Daha hukuki sonuç alınmadan Kentbank Gökkafes'e çoktan taşındı; otel bölümünün tefriş çalışmaları ise neredeyse bitti.

Gökkafes her zaman tartışılacak bir gökdelen olacak.

DMO'daki şu saltanata bakın

SEVGİLİ Bakanım Kemal Derviş, ben 20 yıldır Devlet Malzeme Ofisi'nde (DMO) çalışan bir elemanım. 250 milyon lira maaş alıyorum. DMO'da 12 masalık ufak bir lokal var. Ama bu lokalin içinde ayrıca dört adet lüks özel oda bulunuyor. Lokalde 20 tane kadrolu işçi çalışıyor (garson, bulaşıkçı, aşçı ve şoför). Bu işçilere cumartesi 11, pazar 11, hafta içi de 3'er saat olmak üzere ayda 160-170 saat mesai veriliyor. Bu işçiler ayda 500 milyon normal maaş, 750 milyon lira da mesai ücreti alıyorlar.

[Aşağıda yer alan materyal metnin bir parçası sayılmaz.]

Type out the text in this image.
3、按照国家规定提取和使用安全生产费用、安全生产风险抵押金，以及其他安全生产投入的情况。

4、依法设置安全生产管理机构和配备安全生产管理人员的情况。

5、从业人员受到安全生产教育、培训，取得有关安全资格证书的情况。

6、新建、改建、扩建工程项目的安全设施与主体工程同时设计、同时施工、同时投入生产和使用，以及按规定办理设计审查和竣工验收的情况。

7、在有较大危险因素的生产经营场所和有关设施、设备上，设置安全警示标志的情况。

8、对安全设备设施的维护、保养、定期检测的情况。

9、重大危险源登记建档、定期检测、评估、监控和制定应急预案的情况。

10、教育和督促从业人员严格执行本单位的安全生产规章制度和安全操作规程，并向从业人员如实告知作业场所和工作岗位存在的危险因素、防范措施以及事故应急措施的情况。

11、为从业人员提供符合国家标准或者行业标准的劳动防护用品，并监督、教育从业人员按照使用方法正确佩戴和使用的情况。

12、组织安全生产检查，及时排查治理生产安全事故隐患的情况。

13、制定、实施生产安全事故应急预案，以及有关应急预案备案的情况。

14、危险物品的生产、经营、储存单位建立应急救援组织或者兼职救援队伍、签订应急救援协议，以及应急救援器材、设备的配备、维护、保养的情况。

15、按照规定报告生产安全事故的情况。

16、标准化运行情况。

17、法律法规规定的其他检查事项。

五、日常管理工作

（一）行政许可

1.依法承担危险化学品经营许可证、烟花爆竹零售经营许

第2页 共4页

Sayın Bakanım; millet açken, işsizken, bu zevk-ü sefa nedir? Bu lokalin aylık cirosu 6 milyar, masrafı ise 30-35 milyardır.

Bu millete kemer sıktırıp ‘‘Para yok idare edin, düzlüğe çıkalım’’ deyip, bu mesaiyi vererek soydurursanız size de helal olsun.

M.Ali AKIN-ANKARA

Önce kafamızı hızlandıralım

HÜRRİYET'te çıkan ‘‘Hızlı tren geliyor’’ haberiyle ilgili birkaç laf etmek istiyorum. Ulaştırma Bakanı Enis Öksüz'ün verdiği bilgiye göre 20 Nisan'da ihalesi yapılacak hızlı tren, İstanbul-Ankara arasını 2.5-3 saate indirecekmiş.

Haberin çıktığı gün Adapazarı'ndan gelip Haydarpaşa'ya giden trene 10.35'te Hereke'den bindim. 4 km. ilerideki Tavşancıl'da 30 dakika bekledik. Niçin beklediğimize dair bilgi veren yok. İnsanlar ayakta ve adeta balık istifi. Akşam dönüş için Bostancı istasyonuna geldim. 20.05'te Bostancı'da olması gereken Adapazarı treni 20.50'de geldi. Bostancı istasyonunda bir saatten fazla oturmak zorunda kaldım. Bu arada Haydarpaşa'dan Gebze yönüne 4 tren geçti. Genci, yaşlısı, bayanı, çocuğu adeta üst üste binerek seyahat ediyorlardı. Yanımda oturan bir bayan şöyle mırıldandı: ‘‘Bu manzara acaba Hindistan'da var mı?’’

Teknolojinin getireceği güzele ve yeniliğe asla karşı değilim. Ama her gün yaşanan bu sefil duruma bugüne kadar kılını kıpırdatmayan bir yönetimi doğrusu ayıplıyorum.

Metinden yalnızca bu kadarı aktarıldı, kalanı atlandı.